Twenty years of satellite data show that a stretch of coastal desert extending south from Peru’s north and into Chile is getting greener, but this is not good news.
“This is a warning sign, like the canary in the mine,” cautions Cambridge University mathematician Hugo Lepage.
Scattered mist oases filled with unique vegetation, called lomas, pepper 2,800 kilometers of the arid coastline. Their only source of water is sea-generated fog. This region has an average rainfall of just 3 to 13 mm per year, with many years experiencing no rain at all, leaving it mostly entirely without vegetation.
Species found nowhere else in the world, such as wild tomatoes, the endangered Andean Condor, and the now domestically popular air plants (Tillandsia), call these green islands among the desert home.
These delicate ecosystems boom and bust with climatic cycles – sometimes disappearing completely for five to 10 years, but then increased rain during El Niño years also triggers stunning flowering periods.
But over the last couple of decades, satellite data reveal the lomas scattered amongst the long strip of foothills between the high Andes mountains and the vast ocean are growing. While this is a boon for the local flora and fauna, much of which is endangered, their grains likely mean trouble elsewhere.

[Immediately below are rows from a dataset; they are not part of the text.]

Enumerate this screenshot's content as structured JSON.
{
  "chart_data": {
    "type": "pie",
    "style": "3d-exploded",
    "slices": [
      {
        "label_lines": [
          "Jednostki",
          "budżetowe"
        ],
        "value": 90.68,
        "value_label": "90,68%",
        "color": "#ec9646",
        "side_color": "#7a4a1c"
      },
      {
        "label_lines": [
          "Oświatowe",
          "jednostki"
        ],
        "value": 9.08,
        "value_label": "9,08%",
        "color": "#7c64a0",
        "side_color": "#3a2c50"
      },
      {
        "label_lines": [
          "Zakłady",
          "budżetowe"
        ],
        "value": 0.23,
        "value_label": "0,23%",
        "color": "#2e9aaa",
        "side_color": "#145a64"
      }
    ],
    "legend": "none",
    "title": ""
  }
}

The large extent of these changes will alter the area’s limited resource distribution. Agricultural lands bringing irrigation are also spreading, adding more green to the region as well. This changing land use directly impacts the lomas, too. Meanwhile, other areas are unexpectedly browning.
“The Pacific slope provides water for two-thirds of the country, and this is where most of the food for Peru is coming from, too,” explains Cambridge University geographer Eustace Barnes. “This rapid change in vegetation, and to water level and ecosystems, will inevitably have an impact on water and agricultural planning management.”
It took Lepage and colleagues three years to verify their analysis, with numerous field trips to investigate some of the greening strips they had identified.
“First, the strip ascends as we look southward, going from 170–780 meters (557–2,559 feet) in northern Peru to 2,600–4,300 meters in the south of Peru”, says Barnes. “This is counterintuitive, as we would expect the surface temperatures to drop both when moving south and ascending in altitude.”
To their surprise, the greatest greening was occurring in what were previously the most arid zones.
“In northern Peru, the greening strip mostly lies in the climate zone corresponding to the hot arid desert,” notes Lepage. “As we scan the strip going south, it ascends to lie mostly in the hot arid steppe and finally traverses to lie in the cold arid steppe. This did not match what we expected based on the climate in those regions.”
While the researchers can’t yet rule out that the increased greening isn’t part of some longer regional climatic cycle that the 20 years of data haven’t captured, the trends are generally in line with changing precipitation cycles driven by global CO2 concentrations over this period.
The team explains that the extra greening’s relationship to land temperatures isn’t as straightforward and requires further investigation.
“There is nothing we can do to stop changes at such a large scale. But knowing about it will help to plan better for the future,” concludes Lepage.
This research was published in MDPI Remote Sensing.